Is this acceptable (right close button):

enter image description here

2 Answers 2


Material Design According to Google, drawer menu's (or navigation drawers) don't require a close button. Interaction with the content still visible on the right or by pressing a link in the menu will close it.

iOS Apple doesn't have any official guidelines on drawer menu's.

Pushing content aside This is a popular interaction you can see a lot on Dribbble. The drawer menu pushes the content right. The hamburger icon moves with it. Interaction with the button or the still visible content will close the drawer. No close button is displayed.

So, a close button is not necessary perse, it's optional.
But if you do want to add a close button, where to put it?

Mac vs Windows A great way of deciding where to place elements is to think about where your users would expect it taking in account any other conventions. Problem with this is that you can seperate people on this subject into windows users and mac users. Windows users would expect it in the top right corner. Mac users are used to it being on the left hand. Although the Windows group is larger, it is not a safe to assume the right side would be the best.

So you can't really fall back on solid conventions, what can you do?

I think keeping it as close to real world physics as possible is the answer.

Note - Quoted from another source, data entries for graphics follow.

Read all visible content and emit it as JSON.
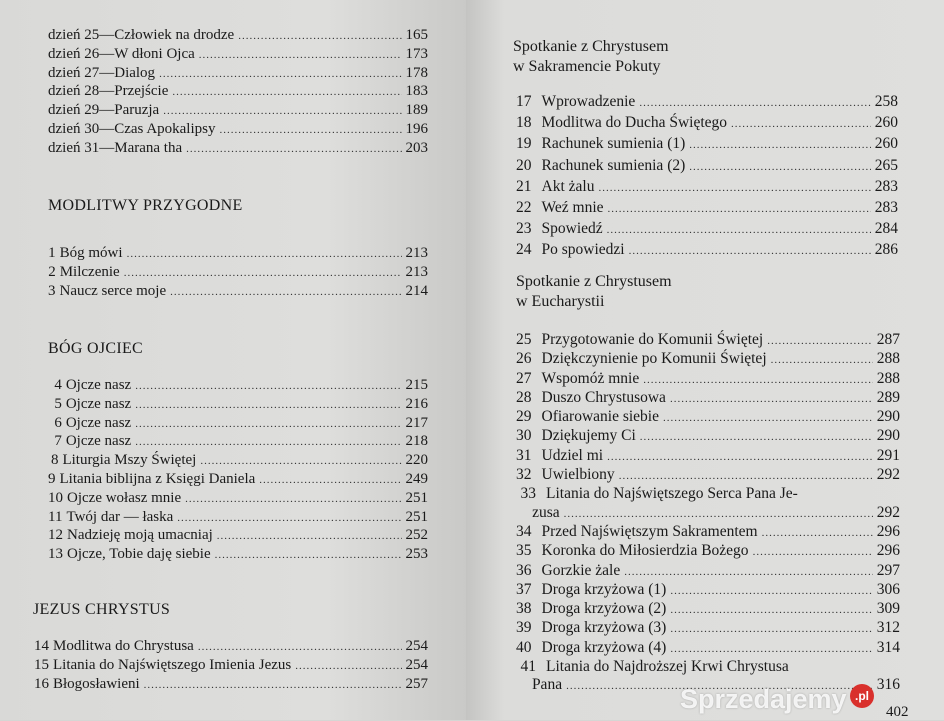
{
  "left_page": {
    "days": [
      {
        "day": "dzień 25",
        "title": "—Człowiek na drodze",
        "page": "165"
      },
      {
        "day": "dzień 26",
        "title": "—W dłoni Ojca",
        "page": "173"
      },
      {
        "day": "dzień 27",
        "title": "—Dialog",
        "page": "178"
      },
      {
        "day": "dzień 28",
        "title": "—Przejście",
        "page": "183"
      },
      {
        "day": "dzień 29",
        "title": "—Paruzja",
        "page": "189"
      },
      {
        "day": "dzień 30",
        "title": "—Czas Apokalipsy",
        "page": "196"
      },
      {
        "day": "dzień 31",
        "title": "—Marana tha",
        "page": "203"
      }
    ],
    "sections": [
      {
        "heading": "MODLITWY PRZYGODNE",
        "entries": [
          {
            "num": "1",
            "title": "Bóg mówi",
            "page": "213"
          },
          {
            "num": "2",
            "title": "Milczenie",
            "page": "213"
          },
          {
            "num": "3",
            "title": "Naucz serce moje",
            "page": "214"
          }
        ]
      },
      {
        "heading": "BÓG OJCIEC",
        "entries": [
          {
            "num": "4",
            "title": "Ojcze nasz",
            "page": "215"
          },
          {
            "num": "5",
            "title": "Ojcze nasz",
            "page": "216"
          },
          {
            "num": "6",
            "title": "Ojcze nasz",
            "page": "217"
          },
          {
            "num": "7",
            "title": "Ojcze nasz",
            "page": "218"
          },
          {
            "num": "8",
            "title": "Liturgia Mszy Świętej",
            "page": "220"
          },
          {
            "num": "9",
            "title": "Litania biblijna z Księgi Daniela",
            "page": "249"
          },
          {
            "num": "10",
            "title": "Ojcze wołasz mnie",
            "page": "251"
          },
          {
            "num": "11",
            "title": "Twój dar — łaska",
            "page": "251"
          },
          {
            "num": "12",
            "title": "Nadzieję moją umacniaj",
            "page": "252"
          },
          {
            "num": "13",
            "title": "Ojcze, Tobie daję siebie",
            "page": "253"
          }
        ]
      },
      {
        "heading": "JEZUS CHRYSTUS",
        "entries": [
          {
            "num": "14",
            "title": "Modlitwa do Chrystusa",
            "page": "254"
          },
          {
            "num": "15",
            "title": "Litania do Najświętszego Imienia Jezus",
            "page": "254"
          },
          {
            "num": "16",
            "title": "Błogosławieni",
            "page": "257"
          }
        ]
      }
    ]
  },
  "right_page": {
    "sections": [
      {
        "heading_lines": [
          "Spotkanie z Chrystusem",
          "w Sakramencie Pokuty"
        ],
        "entries": [
          {
            "num": "17",
            "title": "Wprowadzenie",
            "page": "258"
          },
          {
            "num": "18",
            "title": "Modlitwa do Ducha Świętego",
            "page": "260"
          },
          {
            "num": "19",
            "title": "Rachunek sumienia (1)",
            "page": "260"
          },
          {
            "num": "20",
            "title": "Rachunek sumienia (2)",
            "page": "265"
          },
          {
            "num": "21",
            "title": "Akt żalu",
            "page": "283"
          },
          {
            "num": "22",
            "title": "Weź mnie",
            "page": "283"
          },
          {
            "num": "23",
            "title": "Spowiedź",
            "page": "284"
          },
          {
            "num": "24",
            "title": "Po spowiedzi",
            "page": "286"
          }
        ]
      },
      {
        "heading_lines": [
          "Spotkanie z Chrystusem",
          "w Eucharystii"
        ],
        "entries": [
          {
            "num": "25",
            "title": "Przygotowanie do Komunii Świętej",
            "page": "287"
          },
          {
            "num": "26",
            "title": "Dziękczynienie po Komunii Świętej",
            "page": "288"
          },
          {
            "num": "27",
            "title": "Wspomóż mnie",
            "page": "288"
          },
          {
            "num": "28",
            "title": "Duszo Chrystusowa",
            "page": "289"
          },
          {
            "num": "29",
            "title": "Ofiarowanie siebie",
            "page": "290"
          },
          {
            "num": "30",
            "title": "Dziękujemy Ci",
            "page": "290"
          },
          {
            "num": "31",
            "title": "Udziel mi",
            "page": "291"
          },
          {
            "num": "32",
            "title": "Uwielbiony",
            "page": "292"
          },
          {
            "num": "33",
            "title": "Litania do Najświętszego Serca Pana Je-",
            "continuation": "zusa",
            "page": "292"
          },
          {
            "num": "34",
            "title": "Przed Najświętszym Sakramentem",
            "page": "296"
          },
          {
            "num": "35",
            "title": "Koronka do Miłosierdzia Bożego",
            "page": "296"
          },
          {
            "num": "36",
            "title": "Gorzkie żale",
            "page": "297"
          },
          {
            "num": "37",
            "title": "Droga krzyżowa (1)",
            "page": "306"
          },
          {
            "num": "38",
            "title": "Droga krzyżowa (2)",
            "page": "309"
          },
          {
            "num": "39",
            "title": "Droga krzyżowa (3)",
            "page": "312"
          },
          {
            "num": "40",
            "title": "Droga krzyżowa (4)",
            "page": "314"
          },
          {
            "num": "41",
            "title": "Litania do Najdroższej Krwi Chrystusa",
            "continuation": "Pana",
            "page": "316"
          }
        ]
      }
    ],
    "folio": "402"
  },
  "watermark": {
    "text": "Sprzedajemy",
    "badge": ".pl",
    "color": "#d9302c"
  }
}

You do this by keeping context with animations and simulating real behaviour.

Sliding over
If your navigation drawer slides over the content from the left, I would put the close button in the top right corner. When closing a real drawer you push on the outer end, not close to the closet. Also, the animation draws the eye from the left to the right.

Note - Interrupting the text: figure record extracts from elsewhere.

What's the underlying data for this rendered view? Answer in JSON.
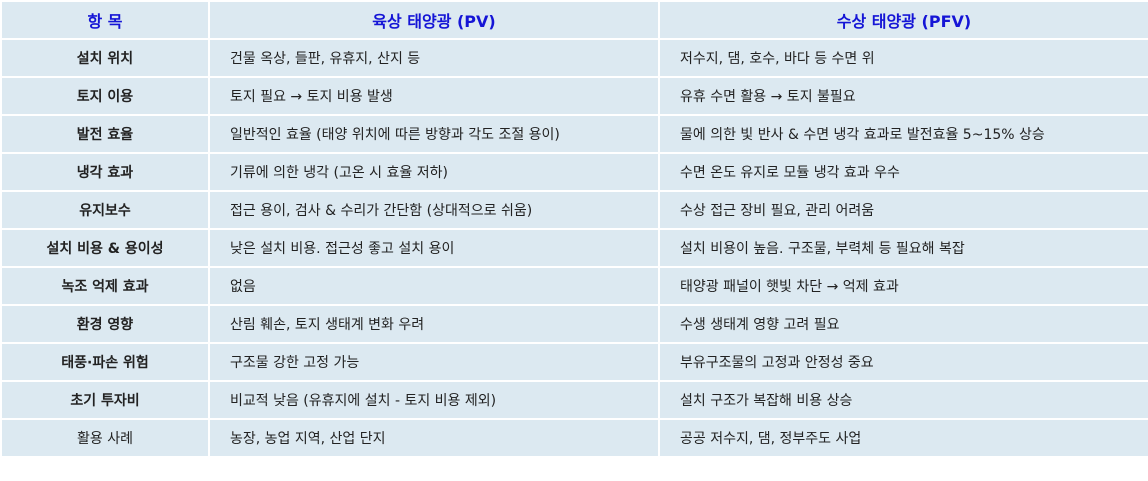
{
  "table": {
    "headers": [
      "항 목",
      "육상 태양광 (PV)",
      "수상 태양광 (PFV)"
    ],
    "rows": [
      [
        "설치 위치",
        "건물 옥상, 들판, 유휴지, 산지 등",
        "저수지, 댐, 호수, 바다 등 수면 위"
      ],
      [
        "토지 이용",
        "토지 필요 → 토지 비용 발생",
        "유휴 수면 활용 → 토지 불필요"
      ],
      [
        "발전 효율",
        "일반적인 효율 (태양 위치에 따른 방향과 각도 조절 용이)",
        "물에 의한 빛 반사 & 수면 냉각 효과로 발전효율 5~15% 상승"
      ],
      [
        "냉각 효과",
        "기류에 의한 냉각 (고온 시 효율 저하)",
        "수면 온도 유지로 모듈 냉각 효과 우수"
      ],
      [
        "유지보수",
        "접근 용이, 검사 & 수리가 간단함 (상대적으로 쉬움)",
        "수상 접근 장비 필요, 관리 어려움"
      ],
      [
        "설치 비용 & 용이성",
        "낮은 설치 비용. 접근성 좋고 설치 용이",
        "설치 비용이 높음. 구조물, 부력체 등 필요해 복잡"
      ],
      [
        "녹조 억제 효과",
        "없음",
        "태양광 패널이 햇빛 차단 → 억제 효과"
      ],
      [
        "환경 영향",
        "산림 훼손, 토지 생태계 변화 우려",
        "수생 생태계 영향 고려 필요"
      ],
      [
        "태풍·파손 위험",
        "구조물 강한 고정 가능",
        "부유구조물의 고정과 안정성 중요"
      ],
      [
        "초기 투자비",
        "비교적 낮음 (유휴지에 설치 - 토지 비용 제외)",
        "설치 구조가 복잡해 비용 상승"
      ],
      [
        "활용 사례",
        "농장, 농업 지역, 산업 단지",
        "공공 저수지, 댐, 정부주도 사업"
      ]
    ]
  }
}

Pushing content all the way to the right
If your navigation drawer pushes the content all the way to the right I would put the close button in the top right corner for the same reason I mentioned above.
However, if your content is still partially visible I would strongly recommend considering not using a close button at all.

Fading layer on top
If your navigation fades full screen on top I would place the close button on the same spot the hamburger button was.

Looking at your design I see both hamburger icon and close icon. What does the hamburger icon do at this point? So answering your question if that is right: no, not in combination with the hamburger icon still visible.

Hope this helps.

  • Thank you @Paul for the detailed answer. My problem is that I may be required to display drawers on secondary screens (screens which are on top of primary screens and have to allow to navigate back to the primary screen). So the difficulty is to design a navigation that will support both closing of a screen & opening of a drawer on the same layout. On Android this less acute as the back button is always available, but for iOS I must give the user the ability to go back. What do you is the right way to achieve this? Dec 7, 2016 at 15:05

Not sure about iOS, but on Android only the root screen of an app can have a drawer. On non-root screens, the up (not back) button goes in the corner instead. As an Android user I would be extremely confused to see a side drawer in some sub-screen of an app. So if you want to work to the material design guidelines (and match what users will expect) you need to change your design.